The episode reflects a broader shift in the cultural debate over generative AI. Two years into ChatGPT's public release, the pushback is no longer coming primarily from rival technologists or regulators. Instead, it is coming from the writers, teachers, and artists whose work trained these models and whose students now serve as the test population for the technology.
What Is OpenAI's Official Position on AI in Education?
OpenAI has not publicly responded to the specifics of Eggers' remarks. However, the company has previously argued that ChatGPT can be used constructively in educational settings when paired with teacher guidance. OpenAI markets a dedicated ChatGPT Edu tier specifically designed for universities and school districts.
The disconnect between OpenAI's education strategy and Eggers' account highlights a fundamental disagreement about how the tool functions in practice. OpenAI's pitch assumes the tool augments learning; Eggers told the people building it that in his direct observation, it is doing the opposite, replacing the act of writing rather than supporting it.
Steps to Address AI's Role in Student Writing Development
- Teacher Oversight: Educators can establish clear policies about when and how students may use AI tools, ensuring that foundational writing skills are developed before students rely on generative AI for composition.

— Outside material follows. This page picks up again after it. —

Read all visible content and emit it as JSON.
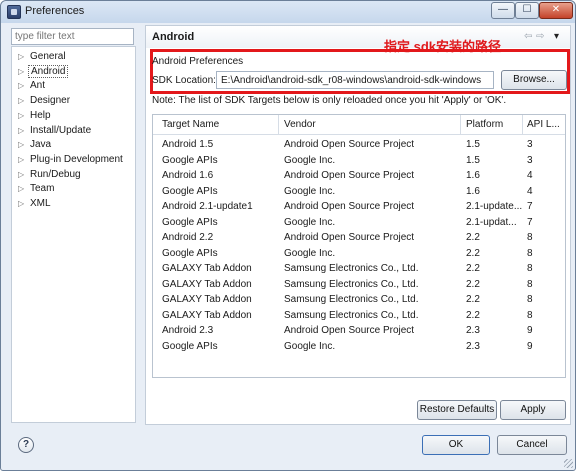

- Scaffolded AI Use: Schools can implement frameworks where AI is introduced only after students have mastered core writing techniques, using it as a revision or brainstorming tool rather than a primary composition method.
- Transparent Communication: Teachers can explicitly discuss with students how using ChatGPT to write assignments prevents them from developing their own voice and thinking patterns, making the stakes of AI use transparent.
- Alternative Assessments: Educators can design assignments that require in-class writing, oral presentations, or other formats that cannot be easily substituted with AI-generated content.
Are There Counterarguments to Eggers' Position?
There are perspectives Eggers did not engage with in his reported remarks. Some educators have argued that generative AI, when used thoughtfully, can help students with dyslexia, non-native English speakers, and learners who struggle to produce a first draft. Whether those accessibility gains outweigh the composition losses Eggers described remains an empirical question the field has not yet settled.
Altman's decision to hand Eggers a microphone in front of his own staff suggests the OpenAI CEO understands that the argument over AI's role in education will not be won by ignoring criticism. The cultural fight over generative AI has entered a new phase, one in which the technology's creators must directly confront the concerns of those most affected by its deployment.